A prospective and longitudinal investigation concerning clinical outcomes and morphologic changes of large lumbar disc herniations by MR imaging. To compare the clinical outcomes and the natural morphologic changes of between sequestered and large central extruded disc herniations. The spontaneous disappearance or diminution of large herniated lumbar discs in the spinal canal is known. Poor clinical outcome and small changes of herniated discs have been shown for large central extruded disc herniations with conservative treatment. The study population consisted of 22 patients with sequestration and a large central as extrusion established by an MR imaging study. Seventeen (11 patients with sequestration, and 6 patients with a large central extrusion) patients underwent a follow-up MR imaging study. The size of the herniated disc was measured on serial MR imaging studies, and the changes in size were classified into four categories. Clinical evaluations were also performed using a visual analogue scale (VAS), the Oswestry low back pain disability questionnaire, the straight leg raising test (SLRT) and so forth. Both the sequestered and large central extruded disc herniations showed a successful clinical outcome after conservative treatment in 17 of 22 patients (77%) in total: 11 of 13 patients (85%) with sequestered disc herniations, and 6 of 9 patients (67%) with large central extruded disc herniations.

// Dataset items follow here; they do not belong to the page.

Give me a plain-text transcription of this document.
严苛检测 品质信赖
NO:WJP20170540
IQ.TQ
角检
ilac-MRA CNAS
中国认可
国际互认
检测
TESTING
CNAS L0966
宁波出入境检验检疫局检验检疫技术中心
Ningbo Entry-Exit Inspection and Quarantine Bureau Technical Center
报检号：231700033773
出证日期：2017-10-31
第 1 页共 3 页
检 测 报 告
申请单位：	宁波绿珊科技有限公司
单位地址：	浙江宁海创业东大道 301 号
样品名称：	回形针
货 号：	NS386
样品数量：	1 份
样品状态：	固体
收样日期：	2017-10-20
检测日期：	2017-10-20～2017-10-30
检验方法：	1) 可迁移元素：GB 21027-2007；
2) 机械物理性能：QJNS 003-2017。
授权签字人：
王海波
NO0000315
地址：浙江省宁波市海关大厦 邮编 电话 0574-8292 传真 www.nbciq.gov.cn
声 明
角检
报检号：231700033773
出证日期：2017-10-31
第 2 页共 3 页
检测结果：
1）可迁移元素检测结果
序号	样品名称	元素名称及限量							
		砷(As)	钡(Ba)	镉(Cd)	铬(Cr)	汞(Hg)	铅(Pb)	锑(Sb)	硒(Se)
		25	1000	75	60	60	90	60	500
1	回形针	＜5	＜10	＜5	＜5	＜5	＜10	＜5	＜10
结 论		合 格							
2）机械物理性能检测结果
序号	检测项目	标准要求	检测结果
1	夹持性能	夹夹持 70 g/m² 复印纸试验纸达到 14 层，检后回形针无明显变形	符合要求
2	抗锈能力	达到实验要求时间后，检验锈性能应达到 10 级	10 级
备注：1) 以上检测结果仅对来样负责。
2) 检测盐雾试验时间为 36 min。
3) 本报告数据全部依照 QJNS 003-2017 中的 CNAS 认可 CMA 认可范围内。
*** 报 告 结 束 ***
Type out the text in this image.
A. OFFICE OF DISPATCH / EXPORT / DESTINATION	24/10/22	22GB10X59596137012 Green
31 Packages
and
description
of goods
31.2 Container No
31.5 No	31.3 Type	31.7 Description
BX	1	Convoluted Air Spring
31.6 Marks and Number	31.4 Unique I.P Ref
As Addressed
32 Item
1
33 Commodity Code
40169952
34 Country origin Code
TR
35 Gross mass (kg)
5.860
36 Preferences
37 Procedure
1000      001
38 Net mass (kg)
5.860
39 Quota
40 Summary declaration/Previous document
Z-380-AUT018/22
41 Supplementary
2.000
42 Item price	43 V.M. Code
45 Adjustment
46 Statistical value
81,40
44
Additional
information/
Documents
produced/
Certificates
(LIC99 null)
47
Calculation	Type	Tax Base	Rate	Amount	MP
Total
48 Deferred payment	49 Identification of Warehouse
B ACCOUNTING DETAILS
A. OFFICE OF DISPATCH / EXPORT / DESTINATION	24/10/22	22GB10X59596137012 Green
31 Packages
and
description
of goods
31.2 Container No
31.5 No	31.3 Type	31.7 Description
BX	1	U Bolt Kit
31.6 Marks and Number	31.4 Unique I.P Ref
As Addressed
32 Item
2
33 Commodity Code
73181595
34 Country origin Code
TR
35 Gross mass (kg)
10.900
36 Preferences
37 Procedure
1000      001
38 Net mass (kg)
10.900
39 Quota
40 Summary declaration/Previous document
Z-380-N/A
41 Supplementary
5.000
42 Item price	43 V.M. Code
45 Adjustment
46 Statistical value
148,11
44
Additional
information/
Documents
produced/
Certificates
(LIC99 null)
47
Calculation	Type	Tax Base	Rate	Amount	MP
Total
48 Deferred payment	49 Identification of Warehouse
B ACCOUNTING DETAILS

VAS and Oswestry disability scoring showed a greater change in the group with sequestration than in the group with large central extrusions. In the group with sequestration, seven patients reported the disappearance of herniated disc materials, and four patients showed a marked decrease in the size of their herniated discs in follow-up MR images. However, in the group with large central extrusions, only two patients showed a decrease in the size of their herniated discs. Large central extruded disc herniations can be treated successfully by conservative treatment. Outcomes seemed to be as good as or slightly inferior to those of sequestered disc herniations. However, a greater morphologic decrease in the herniated discs occurred more frequently for sequestered disc herniations than for large central extruded disc herniations.